Sieben erdähnliche Planeten kreisen um Trappist1
Vor ein paar Tagen kam die Meldung, dass sieben erdähnliche Planeten ganz in unserer Nähe entdeckt worden sind. Nur ungefähr — wenn ich richtig gerechnet habe — 380.000.000.000.000 km weg. Ich finde es immer noch unglaublich, dass es uns, bzw. einigen grandiosen Wissenschaftlern und Technikern, möglich ist, anhand von kleinen Helligkeitsschwankungen eines Sterns auf die Existenz von Planeten zu schließen, die diesen Stern umkreisen. Und nicht nur das. Offensichtlich weiß man auch, wie groß diese Planeten in etwa sind, dass sie vermutlich aus Gestein bestehen und dass auf ihnen Temperaturen zwischen 0º C und 100º C herrschen könnten. Temperaturen also bei der Wasser, falls es vorhanden ist, flüssig sein würde. Bedingungen also, unter denen Leben, wie wir es uns vorstellen können, existieren könnte.
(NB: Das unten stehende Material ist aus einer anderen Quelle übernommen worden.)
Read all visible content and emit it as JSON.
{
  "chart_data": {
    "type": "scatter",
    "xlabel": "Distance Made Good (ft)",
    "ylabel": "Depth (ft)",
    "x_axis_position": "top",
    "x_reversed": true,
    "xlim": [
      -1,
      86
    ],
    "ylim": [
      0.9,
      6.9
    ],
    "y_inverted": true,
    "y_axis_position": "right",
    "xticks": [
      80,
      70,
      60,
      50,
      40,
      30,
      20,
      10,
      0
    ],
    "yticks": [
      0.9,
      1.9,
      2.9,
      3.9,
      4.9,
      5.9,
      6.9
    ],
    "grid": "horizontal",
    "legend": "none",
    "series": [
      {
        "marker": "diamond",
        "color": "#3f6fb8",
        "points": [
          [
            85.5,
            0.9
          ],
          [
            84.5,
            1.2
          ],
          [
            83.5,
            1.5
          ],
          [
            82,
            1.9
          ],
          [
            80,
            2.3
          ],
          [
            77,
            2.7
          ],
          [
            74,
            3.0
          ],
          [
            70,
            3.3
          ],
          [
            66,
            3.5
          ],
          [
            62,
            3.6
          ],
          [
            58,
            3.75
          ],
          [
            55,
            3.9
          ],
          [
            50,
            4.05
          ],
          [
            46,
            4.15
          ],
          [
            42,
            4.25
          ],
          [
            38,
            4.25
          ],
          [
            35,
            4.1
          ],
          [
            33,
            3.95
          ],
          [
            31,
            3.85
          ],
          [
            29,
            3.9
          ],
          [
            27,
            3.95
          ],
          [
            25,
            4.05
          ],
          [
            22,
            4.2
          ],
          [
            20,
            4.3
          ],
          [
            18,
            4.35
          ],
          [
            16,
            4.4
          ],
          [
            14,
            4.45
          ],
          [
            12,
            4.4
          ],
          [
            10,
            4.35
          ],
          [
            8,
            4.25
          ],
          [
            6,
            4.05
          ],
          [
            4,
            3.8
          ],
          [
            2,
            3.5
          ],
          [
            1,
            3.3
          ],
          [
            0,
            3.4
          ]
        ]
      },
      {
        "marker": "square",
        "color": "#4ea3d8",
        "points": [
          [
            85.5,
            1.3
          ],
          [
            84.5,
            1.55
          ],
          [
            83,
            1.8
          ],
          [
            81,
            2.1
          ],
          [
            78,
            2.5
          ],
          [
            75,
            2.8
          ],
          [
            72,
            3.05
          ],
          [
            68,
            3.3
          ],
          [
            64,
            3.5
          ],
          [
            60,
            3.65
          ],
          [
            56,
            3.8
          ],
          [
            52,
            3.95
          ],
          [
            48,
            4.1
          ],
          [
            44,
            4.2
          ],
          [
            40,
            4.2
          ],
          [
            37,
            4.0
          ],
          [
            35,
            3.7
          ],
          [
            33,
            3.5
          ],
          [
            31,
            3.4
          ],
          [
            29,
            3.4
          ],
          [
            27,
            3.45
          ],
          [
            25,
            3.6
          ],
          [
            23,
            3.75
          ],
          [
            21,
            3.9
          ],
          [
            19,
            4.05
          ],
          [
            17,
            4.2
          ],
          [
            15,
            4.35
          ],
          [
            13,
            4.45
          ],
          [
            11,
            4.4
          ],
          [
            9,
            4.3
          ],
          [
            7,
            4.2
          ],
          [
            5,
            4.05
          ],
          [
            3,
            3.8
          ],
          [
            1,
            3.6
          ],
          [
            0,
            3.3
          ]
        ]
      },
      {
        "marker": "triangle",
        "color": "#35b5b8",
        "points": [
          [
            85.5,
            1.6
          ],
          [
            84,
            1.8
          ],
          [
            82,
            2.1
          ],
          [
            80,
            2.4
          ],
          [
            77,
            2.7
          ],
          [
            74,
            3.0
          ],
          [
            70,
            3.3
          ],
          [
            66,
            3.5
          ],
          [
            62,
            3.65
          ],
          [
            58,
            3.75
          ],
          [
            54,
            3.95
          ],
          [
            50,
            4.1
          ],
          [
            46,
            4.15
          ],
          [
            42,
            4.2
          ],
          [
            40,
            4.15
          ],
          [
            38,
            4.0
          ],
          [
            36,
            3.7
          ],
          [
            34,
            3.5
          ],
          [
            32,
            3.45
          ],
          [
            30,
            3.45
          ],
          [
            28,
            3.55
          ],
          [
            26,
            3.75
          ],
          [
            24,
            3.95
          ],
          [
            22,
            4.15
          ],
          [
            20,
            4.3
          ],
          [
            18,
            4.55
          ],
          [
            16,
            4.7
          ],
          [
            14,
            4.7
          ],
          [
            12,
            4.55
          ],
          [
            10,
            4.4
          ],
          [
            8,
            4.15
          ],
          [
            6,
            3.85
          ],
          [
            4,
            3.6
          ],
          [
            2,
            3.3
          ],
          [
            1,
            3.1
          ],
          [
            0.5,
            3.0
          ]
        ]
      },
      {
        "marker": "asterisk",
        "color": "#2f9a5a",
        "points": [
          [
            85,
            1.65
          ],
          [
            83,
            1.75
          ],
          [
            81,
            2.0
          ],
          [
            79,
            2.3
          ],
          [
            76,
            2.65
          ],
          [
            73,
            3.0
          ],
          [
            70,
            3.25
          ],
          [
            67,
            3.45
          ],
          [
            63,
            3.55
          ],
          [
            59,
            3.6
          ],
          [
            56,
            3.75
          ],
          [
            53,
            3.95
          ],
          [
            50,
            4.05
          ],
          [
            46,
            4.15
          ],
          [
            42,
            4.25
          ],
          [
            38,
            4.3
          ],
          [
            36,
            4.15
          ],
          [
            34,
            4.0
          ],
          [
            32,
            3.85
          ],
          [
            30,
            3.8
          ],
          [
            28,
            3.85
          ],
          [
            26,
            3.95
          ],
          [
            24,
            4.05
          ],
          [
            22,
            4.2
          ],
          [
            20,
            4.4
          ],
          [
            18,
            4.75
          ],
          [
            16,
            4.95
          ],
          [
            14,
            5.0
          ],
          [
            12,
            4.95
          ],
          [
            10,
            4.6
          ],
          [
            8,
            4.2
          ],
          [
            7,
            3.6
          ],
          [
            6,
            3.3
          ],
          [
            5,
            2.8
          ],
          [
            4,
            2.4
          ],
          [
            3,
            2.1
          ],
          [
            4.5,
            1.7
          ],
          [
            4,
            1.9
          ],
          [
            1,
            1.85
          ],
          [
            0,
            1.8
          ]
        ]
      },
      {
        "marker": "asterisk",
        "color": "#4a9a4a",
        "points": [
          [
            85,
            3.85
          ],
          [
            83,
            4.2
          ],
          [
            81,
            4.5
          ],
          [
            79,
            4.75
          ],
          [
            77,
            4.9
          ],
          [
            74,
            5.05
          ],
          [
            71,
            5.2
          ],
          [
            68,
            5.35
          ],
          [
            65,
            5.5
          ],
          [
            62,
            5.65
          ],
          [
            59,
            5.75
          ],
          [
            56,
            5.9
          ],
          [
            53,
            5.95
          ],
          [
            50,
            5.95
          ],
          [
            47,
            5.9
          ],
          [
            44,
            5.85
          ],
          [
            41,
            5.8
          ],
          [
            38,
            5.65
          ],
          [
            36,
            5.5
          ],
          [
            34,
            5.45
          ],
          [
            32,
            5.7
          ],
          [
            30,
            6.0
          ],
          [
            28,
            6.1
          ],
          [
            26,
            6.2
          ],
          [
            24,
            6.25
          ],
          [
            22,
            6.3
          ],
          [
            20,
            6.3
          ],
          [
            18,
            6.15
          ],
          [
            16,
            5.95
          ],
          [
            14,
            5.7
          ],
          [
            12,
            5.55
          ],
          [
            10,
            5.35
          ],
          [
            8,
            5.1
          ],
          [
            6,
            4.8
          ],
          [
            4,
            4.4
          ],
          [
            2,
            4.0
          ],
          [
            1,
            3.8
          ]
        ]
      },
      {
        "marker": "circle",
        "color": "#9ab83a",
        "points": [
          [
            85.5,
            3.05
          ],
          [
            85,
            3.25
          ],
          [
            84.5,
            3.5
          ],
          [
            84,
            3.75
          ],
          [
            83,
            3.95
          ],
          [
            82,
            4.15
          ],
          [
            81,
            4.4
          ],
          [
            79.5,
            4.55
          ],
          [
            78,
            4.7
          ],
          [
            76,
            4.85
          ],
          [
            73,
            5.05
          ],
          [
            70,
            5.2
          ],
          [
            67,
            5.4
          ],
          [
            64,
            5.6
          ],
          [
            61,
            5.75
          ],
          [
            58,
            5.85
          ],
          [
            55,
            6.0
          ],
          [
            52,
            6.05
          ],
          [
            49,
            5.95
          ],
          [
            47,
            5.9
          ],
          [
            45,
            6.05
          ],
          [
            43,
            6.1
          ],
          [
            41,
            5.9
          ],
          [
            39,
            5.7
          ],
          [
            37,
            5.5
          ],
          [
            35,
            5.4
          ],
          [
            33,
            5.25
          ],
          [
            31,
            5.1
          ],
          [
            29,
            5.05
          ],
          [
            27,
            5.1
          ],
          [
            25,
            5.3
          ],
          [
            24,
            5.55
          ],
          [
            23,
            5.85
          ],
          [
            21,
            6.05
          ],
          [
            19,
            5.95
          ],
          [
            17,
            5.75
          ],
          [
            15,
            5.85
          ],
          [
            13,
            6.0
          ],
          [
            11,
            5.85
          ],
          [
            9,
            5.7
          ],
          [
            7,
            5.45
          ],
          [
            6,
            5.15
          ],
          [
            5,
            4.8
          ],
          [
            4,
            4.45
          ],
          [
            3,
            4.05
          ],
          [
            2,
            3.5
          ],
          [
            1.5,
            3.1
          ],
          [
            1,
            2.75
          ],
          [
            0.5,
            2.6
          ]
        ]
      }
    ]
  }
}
There must be some kind of way outta here.
Immerhin haben wir es schon mal zum Mond — und zurück — geschafft und das mit einer Technik, die heute schon sehr antiquiert wirkt. Und wir haben es schon geschafft, einige Sonden mit hoher Präzision sehr weit in unser Sonnensystem und sogar darüber hinaus fliegen zu lassen. Aber so richtig weit ist das trotzdem nicht. Ob wir jemals die 40 Lichtjahre zu Trappist1 hier nebenan überwinden werden? Eher fraglich. Teleskope lauschen und schauen da schon weiter in die tiefen von Zeit und Raum.
All along the watchtower
Wir sind seit Jahrhunderten, Jahrtausenden auf dem Ausguck und schauen da raus. Ins Weltall. Erst mit bloßem Auge. Dann mit Teleskopen, die irgendwann so gut werden, dass Galileo vor gut 400 Jahren vier der Jupitermonde sehen kann. Er erkennt: Es gibt da draußen also Dinge, die nicht um die Erde kreisen. Das ist der Beweis für eine unglaubliche Entdeckung, die das gesamte Weltbild auf den Kopf stellt. Es kreist nicht alles um die Erde? Die Erde soll nicht der Mittelpunkt der Welt sein? What? Was muss das für Galileo bedeutet haben? Etwas zu denken, das man eigentlich gar nicht denken kann. Etwas zu denken, was niemand wahrhaben will. Für die schon von Luther und der Reformation gebeutelte katholische Kirche kam das eher ungelegen und sie verurteilte Galileo, der den Rest seines Lebens unter Hausarrest verbrachte.
Mittlerweile haben wir uns theoretisch daran gewöhnt, dass die Erde nicht der Mittelpunkt der Welt ist. Unser Sonnensystem nicht der Mittelpunkt der Milchstraße, unser Milchstraße nicht der Mittelpunkt der lokalen Gruppe und die lokale Gruppe nicht der Mittelpunkt des Universums, und das Universum vielleicht nicht das einzige …? Wie gesagt, theoretisch. Fühlt es sich nicht immer noch so an, als würde ich aus dem Zentrum meines Ich in der Welt umherschauen? Geht in unserer Mittelpunkthaftigkeit nicht immer noch die Sonne auf? Wir wissen, dass es nicht so ist. Trotzdem sitzen wir gern beim Sonnenuntergang am Strand.
The Hubbleteleskop
Mit dem technischen Fortschritt erweitern wir unsere Sinnesorgane immer mehr. Wir lauschen und schauen in fernste Gegenden und vergangenste Zeiten. Das Hubbleteleskop schickt uns seit einigen Jahren die spektakulärsten Aufnahmen aus dem Weltall. Unglaublich, was uns da auf bunten Aufnahmen an Spektakel vorgeführt wird. Alles millionenmilliardentausendlichtjahrkilometerweit weg. Mehr als alle Platten von Dylan, Hendrix und den Beatles übereinandergestapelt. Ich bin wirklich ein großer Fan vom Hubbleteleskop.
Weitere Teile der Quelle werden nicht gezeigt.